“Miss Gail is not at home, sir,” she heard the butler say, and Gail paused with a sheet of music suspended in her hand, the whole expression of her face changing. She had only given instructions that one person should receive that invariable message.

“I beg your pardon, sir!” was the next observation Gail heard, in a tone of as near startled remonstrance as was possible to the butler’s wooden voice.

There was a sound almost as of a scuffle, and then Allison, with his top coat on his arm and his hat in his hand, strode to the doorway of the music room, followed immediately by the butler, who looked as if his hair had been peeled a little at the edges. Allison had apparently brushed roughly past him, and had disturbed his equanimity for the balance of his life.

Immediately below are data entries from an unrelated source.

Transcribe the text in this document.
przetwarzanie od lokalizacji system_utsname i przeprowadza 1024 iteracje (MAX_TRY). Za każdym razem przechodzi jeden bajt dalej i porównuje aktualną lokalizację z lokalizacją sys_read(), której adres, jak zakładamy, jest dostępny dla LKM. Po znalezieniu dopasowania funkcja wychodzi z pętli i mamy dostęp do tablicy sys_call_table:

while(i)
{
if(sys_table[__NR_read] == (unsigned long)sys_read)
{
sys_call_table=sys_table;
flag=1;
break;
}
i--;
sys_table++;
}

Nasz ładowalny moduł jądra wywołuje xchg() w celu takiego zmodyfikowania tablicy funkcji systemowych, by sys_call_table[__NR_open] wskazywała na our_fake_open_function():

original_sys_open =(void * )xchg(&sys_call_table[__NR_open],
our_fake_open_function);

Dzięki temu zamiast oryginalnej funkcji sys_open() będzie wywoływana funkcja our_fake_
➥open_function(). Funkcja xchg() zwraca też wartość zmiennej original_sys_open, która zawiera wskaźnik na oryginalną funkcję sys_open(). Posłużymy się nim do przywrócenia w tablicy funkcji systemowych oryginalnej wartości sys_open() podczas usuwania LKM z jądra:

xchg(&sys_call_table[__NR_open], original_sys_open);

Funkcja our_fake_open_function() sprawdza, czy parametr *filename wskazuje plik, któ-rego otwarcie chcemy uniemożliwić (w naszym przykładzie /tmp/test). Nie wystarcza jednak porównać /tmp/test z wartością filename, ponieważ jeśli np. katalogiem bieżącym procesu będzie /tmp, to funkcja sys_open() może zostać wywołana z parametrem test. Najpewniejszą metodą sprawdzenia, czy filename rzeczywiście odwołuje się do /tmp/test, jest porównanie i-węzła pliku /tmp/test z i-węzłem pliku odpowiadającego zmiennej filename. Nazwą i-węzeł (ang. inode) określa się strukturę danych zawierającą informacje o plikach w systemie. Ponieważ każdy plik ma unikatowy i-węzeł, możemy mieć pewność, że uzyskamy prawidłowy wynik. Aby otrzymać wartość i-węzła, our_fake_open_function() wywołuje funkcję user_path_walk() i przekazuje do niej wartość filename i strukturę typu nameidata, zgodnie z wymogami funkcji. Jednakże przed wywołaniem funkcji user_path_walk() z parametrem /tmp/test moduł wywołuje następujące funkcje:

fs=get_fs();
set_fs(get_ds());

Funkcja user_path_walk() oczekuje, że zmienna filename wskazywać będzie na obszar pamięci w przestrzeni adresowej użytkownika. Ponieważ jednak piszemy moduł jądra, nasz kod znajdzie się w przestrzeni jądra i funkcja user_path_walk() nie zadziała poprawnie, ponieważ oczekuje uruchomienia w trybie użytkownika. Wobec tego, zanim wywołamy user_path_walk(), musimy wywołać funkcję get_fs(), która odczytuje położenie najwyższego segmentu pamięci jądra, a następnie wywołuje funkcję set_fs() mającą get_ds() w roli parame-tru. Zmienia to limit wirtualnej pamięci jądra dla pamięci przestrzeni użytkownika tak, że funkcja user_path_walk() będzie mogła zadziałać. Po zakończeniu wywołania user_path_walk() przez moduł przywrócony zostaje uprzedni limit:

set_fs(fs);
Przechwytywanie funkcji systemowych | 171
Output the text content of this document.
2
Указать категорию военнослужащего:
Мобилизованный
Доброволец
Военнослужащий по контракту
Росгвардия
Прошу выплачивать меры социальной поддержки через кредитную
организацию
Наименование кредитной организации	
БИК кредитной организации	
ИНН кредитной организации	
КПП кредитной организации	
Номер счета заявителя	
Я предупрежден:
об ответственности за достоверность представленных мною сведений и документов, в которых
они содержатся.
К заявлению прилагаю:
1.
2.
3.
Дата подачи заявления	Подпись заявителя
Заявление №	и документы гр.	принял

Gail was on her feet almost instantaneously with the apparition in the doorway, and she still held the sheet of music which she had been about to deposit on one of the piles. Allison’s eyes had a queer effect of being sunken, and there was a strange nervous tension in him. Gail dismissed the butler with a nod.

“You were informed that I am not at home,” she said.

“I meant to see you,” he replied, with a certain determined insolence in his tone which she could not escape. There was a triumph in it, too, as if his having swept the butler aside were only a part of his imperious intention. “I have some things to say to you to which you must listen.”

“You had better say them all then, because this is your last opportunity,” she told him, pale with anger, and with a quaver in her voice which she would have given much to suppress.

He cast on her a look which blazed. He had not slept since he had seen her last. He smiled, and the smile was a snarl, displaying his teeth. Something more than anger crept into Gail’s pallor.

“I have come to ask you again to marry me, Gail. The matter is too vital to be let pass without the most serious effort of which I am capable. I can not do without you. I have a need for you which is greater than anything of which you could conceive. I come to you humbly, Gail, to ask you to reconsider your hasty answer of last night. I want you to marry me.”

For just a moment his eyes had softened, and Gail felt a slight trace of pity for him; but in the pity itself there was revulsion.